BOARD WATCH: Addressing chronic absenteeism, dump the “D”, and requiring students to be vaccinated

For more, click here for the full agenda.

You can join the meeting through the Zoom meeting by clicking on this link at 5:30pm or by calling (669) 900-9128, then entering the Webinar ID  875 5849 6518, then pressing “#”. 

Click here to watch a livestream of the meeting tonight at 5:30pm

Item #21-2193

As the reality of the pandemic set in last spring and schools shifted to distance learning, many students went missing. Over a year later, Oakland is now facing a crisis of chronic absenteeism that threatens to leave behind thousands of our most marginalized students. During the 20-21 school year, the number of high school students chronically absent (students missing 10% or more of the school year) nearly doubled compared to the previous school year. In fact, according to GO’s #SchoolAfterCOVID: From Pandemic to Possibility report, high schoolers were more than twice as likely to be chronically absent than elementary or middle schoolers. Almost one in three high schoolers were chronically absent across the district.

Tonight, the district will be presenting an update to the Board to get them up to speed with the efforts taken by the Office of Community Schools and Student Services in collaboration with the High School Network focused on significantly reducing the number of high school students that are chronically absent. 

Here are a few high-level take-aways from the presentation:

  • Enrollment has declined, particularly for 10th grade students.
  • Attendance is nearly as low as it was during distance learning, in 2020-21.
  • Site attendance teams are analyzing attendance data dashboards to determine which students/families need strategic interventions or supports.
  • Schools are conducting direct outreach to all families who have not attended since the first day of school – for a minimum of 3 contacts.
  • OUSD is still working to launch “Attendance Coaches” a.k.a small group/ individual case management for students who were chronically absent. 

Item #21-2180

A-G requirements are the minimum admission requirements for California’s CSU and UC system schools.  High school graduates must complete 15 year long high school courses with a letter grade of C or better — at least 11 of them prior to your last year of high school. This means that a letter grade of D is not considered passing to CSU and UC schools. In Oakland, only 14 high schools had an 80% or higher A-G completion rate for Latino students, and only 7 high schools had an 80% or higher A-G completion rate for Black students. 
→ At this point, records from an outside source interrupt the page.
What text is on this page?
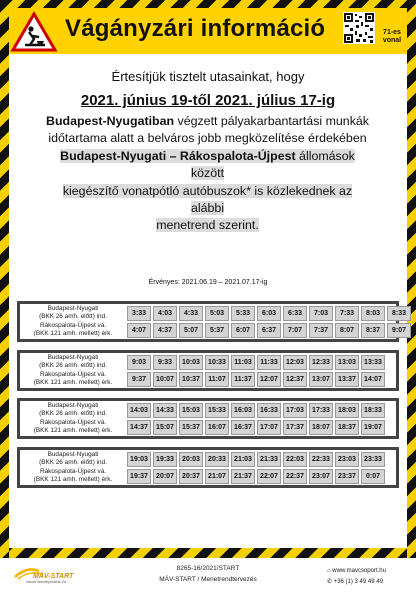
Vágányzári információ	71-es
vonal
Értesítjük tisztelt utasainkat, hogy
2021. június 19-től 2021. július 17-ig
Budapest-Nyugatiban végzett pályakarbantartási munkák
időtartama alatt a belváros jobb megközelítése érdekében
Budapest-Nyugati – Rákospalota-Újpest állomások között
kiegészítő vonatpótló autóbuszok* is közlekednek az alábbi
menetrend szerint.
Érvényes: 2021.06.19 – 2021.07.17-ig
Budapest-Nyugati
(BKK 26 amh. előtt) ind.	3:33	4:03	4:33	5:03	5:33	6:03	6:33	7:03	7:33	8:03	8:33
Rákospalota-Újpest vá.
(BKK 121 amh. mellett) érk.	4:07	4:37	5:07	5:37	6:07	6:37	7:07	7:37	8:07	8:37	9:07
Budapest-Nyugati
(BKK 26 amh. előtt) ind.	9:03	9:33	10:03	10:33	11:03	11:33	12:03	12:33	13:03	13:33
Rákospalota-Újpest vá.
(BKK 121 amh. mellett) érk.	9:37	10:07	10:37	11:07	11:37	12:07	12:37	13:07	13:37	14:07
Budapest-Nyugati
(BKK 26 amh. előtt) ind.	14:03	14:33	15:03	15:33	16:03	16:33	17:03	17:33	18:03	18:33
Rákospalota-Újpest vá.
(BKK 121 amh. mellett) érk.	14:37	15:07	15:37	16:07	16:37	17:07	17:37	18:07	18:37	19:07
Budapest-Nyugati
(BKK 26 amh. előtt) ind.	19:03	19:33	20:03	20:33	21:03	21:33	22:03	22:33	23:03	23:33
Rákospalota-Újpest vá.
(BKK 121 amh. mellett) érk.	19:37	20:07	20:37	21:07	21:37	22:07	22:37	23:07	23:37	0:07
MÁV-START
Vasúti Személyszállító Zrt.
8265-16/2021/START
MÁV-START / Menetrendtervezés
⌂ www.mavcsoport.hu
✆ +36 (1) 3 49 49 49
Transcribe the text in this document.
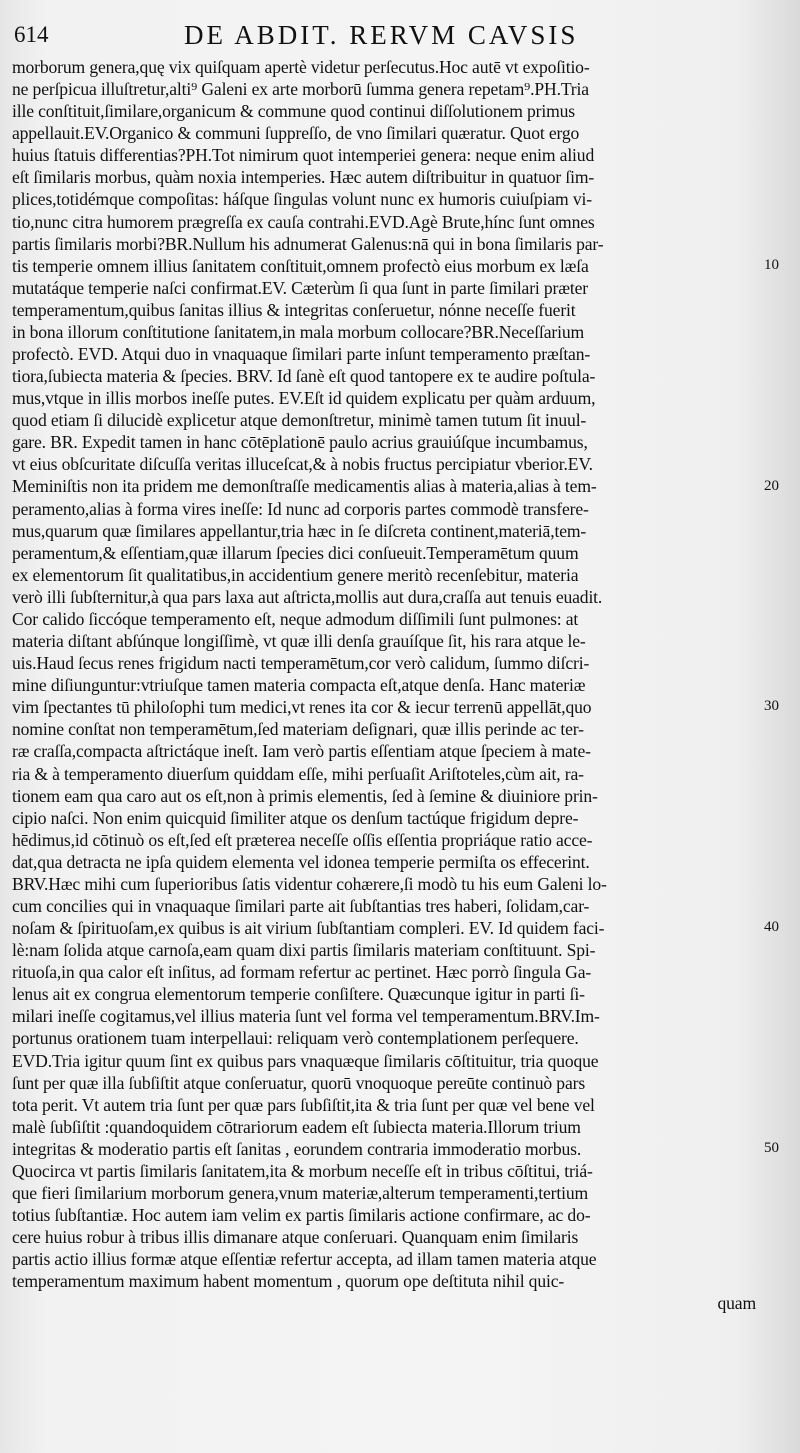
614	DE ABDIT. RERVM CAVSIS
morborum genera,quę vix quiſquam apertè videtur perſecutus.Hoc autē vt expoſitio-
ne perſpicua illuſtretur,alti⁹ Galeni ex arte morborū ſumma genera repetam⁹.PH.Tria
ille conſtituit,ſimilare,organicum & commune quod continui diſſolutionem primus
appellauit.EV.Organico & communi ſuppreſſo, de vno ſimilari quæratur. Quot ergo
huius ſtatuis differentias?PH.Tot nimirum quot intemperiei genera: neque enim aliud
eſt ſimilaris morbus, quàm noxia intemperies. Hæc autem diſtribuitur in quatuor ſim-
plices,totidémque compoſitas: háſque ſingulas volunt nunc ex humoris cuiuſpiam vi-
tio,nunc citra humorem prægreſſa ex cauſa contrahi.EVD.Agè Brute,hínc ſunt omnes
partis ſimilaris morbi?BR.Nullum his adnumerat Galenus:nā qui in bona ſimilaris par-
tis temperie omnem illius ſanitatem conſtituit,omnem profectò eius morbum ex læſa
mutatáque temperie naſci confirmat.EV. Cæterùm ſi qua ſunt in parte ſimilari præter
temperamentum,quibus ſanitas illius & integritas conſeruetur, nónne neceſſe fuerit
in bona illorum conſtitutione ſanitatem,in mala morbum collocare?BR.Neceſſarium
profectò. EVD. Atqui duo in vnaquaque ſimilari parte inſunt temperamento præſtan-
tiora,ſubiecta materia & ſpecies. BRV. Id ſanè eſt quod tantopere ex te audire poſtula-
mus,vtque in illis morbos ineſſe putes. EV.Eſt id quidem explicatu per quàm arduum,
quod etiam ſi dilucidè explicetur atque demonſtretur, minimè tamen tutum ſit inuul-
gare. BR. Expedit tamen in hanc cōtēplationē paulo acrius grauiúſque incumbamus,
vt eius obſcuritate diſcuſſa veritas illuceſcat,& à nobis fructus percipiatur vberior.EV.
Meminiſtis non ita pridem me demonſtraſſe medicamentis alias à materia,alias à tem-
peramento,alias à forma vires ineſſe: Id nunc ad corporis partes commodè transfere-
mus,quarum quæ ſimilares appellantur,tria hæc in ſe diſcreta continent,materiā,tem-
peramentum,& eſſentiam,quæ illarum ſpecies dici conſueuit.Temperamētum quum
ex elementorum ſit qualitatibus,in accidentium genere meritò recenſebitur, materia
verò illi ſubſternitur,à qua pars laxa aut aſtricta,mollis aut dura,craſſa aut tenuis euadit.
Cor calido ſiccóque temperamento eſt, neque admodum diſſimili ſunt pulmones: at
materia diſtant abſúnque longiſſimè, vt quæ illi denſa grauíſque ſit, his rara atque le-
uis.Haud ſecus renes frigidum nacti temperamētum,cor verò calidum, ſummo diſcri-
mine diſiunguntur:vtriuſque tamen materia compacta eſt,atque denſa. Hanc materiæ
vim ſpectantes tū philoſophi tum medici,vt renes ita cor & iecur terrenū appellāt,quo
nomine conſtat non temperamētum,ſed materiam deſignari, quæ illis perinde ac ter-
ræ craſſa,compacta aſtrictáque ineſt. Iam verò partis eſſentiam atque ſpeciem à mate-
ria & à temperamento diuerſum quiddam eſſe, mihi perſuaſit Ariſtoteles,cùm ait, ra-
tionem eam qua caro aut os eſt,non à primis elementis, ſed à ſemine & diuiniore prin-
cipio naſci. Non enim quicquid ſimiliter atque os denſum tactúque frigidum depre-
hēdimus,id cōtinuò os eſt,ſed eſt præterea neceſſe oſſis eſſentia propriáque ratio acce-
dat,qua detracta ne ipſa quidem elementa vel idonea temperie permiſta os effecerint.
BRV.Hæc mihi cum ſuperioribus ſatis videntur cohærere,ſi modò tu his eum Galeni lo-
cum concilies qui in vnaquaque ſimilari parte ait ſubſtantias tres haberi, ſolidam,car-
noſam & ſpirituoſam,ex quibus is ait virium ſubſtantiam compleri. EV. Id quidem faci-
lè:nam ſolida atque carnoſa,eam quam dixi partis ſimilaris materiam conſtituunt. Spi-
rituoſa,in qua calor eſt inſitus, ad formam refertur ac pertinet. Hæc porrò ſingula Ga-
lenus ait ex congrua elementorum temperie conſiſtere. Quæcunque igitur in parti ſi-
milari ineſſe cogitamus,vel illius materia ſunt vel forma vel temperamentum.BRV.Im-
portunus orationem tuam interpellaui: reliquam verò contemplationem perſequere.
EVD.Tria igitur quum ſint ex quibus pars vnaquæque ſimilaris cōſtituitur, tria quoque
ſunt per quæ illa ſubſiſtit atque conſeruatur, quorū vnoquoque pereūte continuò pars
tota perit. Vt autem tria ſunt per quæ pars ſubſiſtit,ita & tria ſunt per quæ vel bene vel
malè ſubſiſtit :quandoquidem cōtrariorum eadem eſt ſubiecta materia.Illorum trium
integritas & moderatio partis eſt ſanitas , eorundem contraria immoderatio morbus.
Quocirca vt partis ſimilaris ſanitatem,ita & morbum neceſſe eſt in tribus cōſtitui, triá-
que fieri ſimilarium morborum genera,vnum materiæ,alterum temperamenti,tertium
totius ſubſtantiæ. Hoc autem iam velim ex partis ſimilaris actione confirmare, ac do-
cere huius robur à tribus illis dimanare atque conſeruari. Quanquam enim ſimilaris
partis actio illius formæ atque eſſentiæ refertur accepta, ad illam tamen materia atque
temperamentum maximum habent momentum , quorum ope deſtituta nihil quic-
quam
10
20
30
40
50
Tonight, the Superintendent will be sharing more information and gather questions from 

the Board about A-G requirements, what these look like in OUSD, and how the elimination of the D letter grade ties into equitable grading practices. 

Learn more about the “Dump the D” efforts led by the Black State of Education in Oakland, Families in Action, and Energy Convertors

Item #21-2181

Tonight, Board Directors Sam Davis, Clifford Thompson, and Gary Yee will be introducing a resolution that will require all students, aged 12 and over, to be fully vaccinated against COVID-19 unless prohibited by law. In addition, the resolutions directs the Superintendent to:

  • Develop recommendations for enforcement of this vaccination requirement, and to report on such recommendations to the Board no later than October. 
  • Initiate a COVID-19 vaccination campaign and would encourage the Superintendent to establish vaccination thresholds and incentives for each school and incentives to meet such thresholds.

The resolution highlights that 57% of Oaklanders aged 12-17 have both their COVID shots, while 73% have at least one. According to the California Health and Human Services Open Data Portal, Oakland has higher percentages of vaccinated adolescents when compared to the county and state. On average, the county has a rate of 45% of vaccinated 12-17 year olds (with at least one dose of the vaccine) and the state average is 30%. The proposed resolution also highlights that the Pfizer COVID-19 vaccine is FDA approved (safe and effective in children aged 12 and over), and that vaccinated students who have had prolonged contact with someone who has tested positive for COVID-19 but remain asymptomatic do not have to quarantine, allowing them to continue their in-person studies without constraint.

Board Vice President Sam Davis recognizes that “there are many reasons for reluctance to vaccinate, but as the pandemic continues its extreme disruption of our lives, we should listen to public health experts who are urging teens to get the shot” and that he is “open to suggestions and will be meeting with student leaders from the All City Council… and will also be organizing a community forum with students, families, teachers, administrators and staff to share ideas.”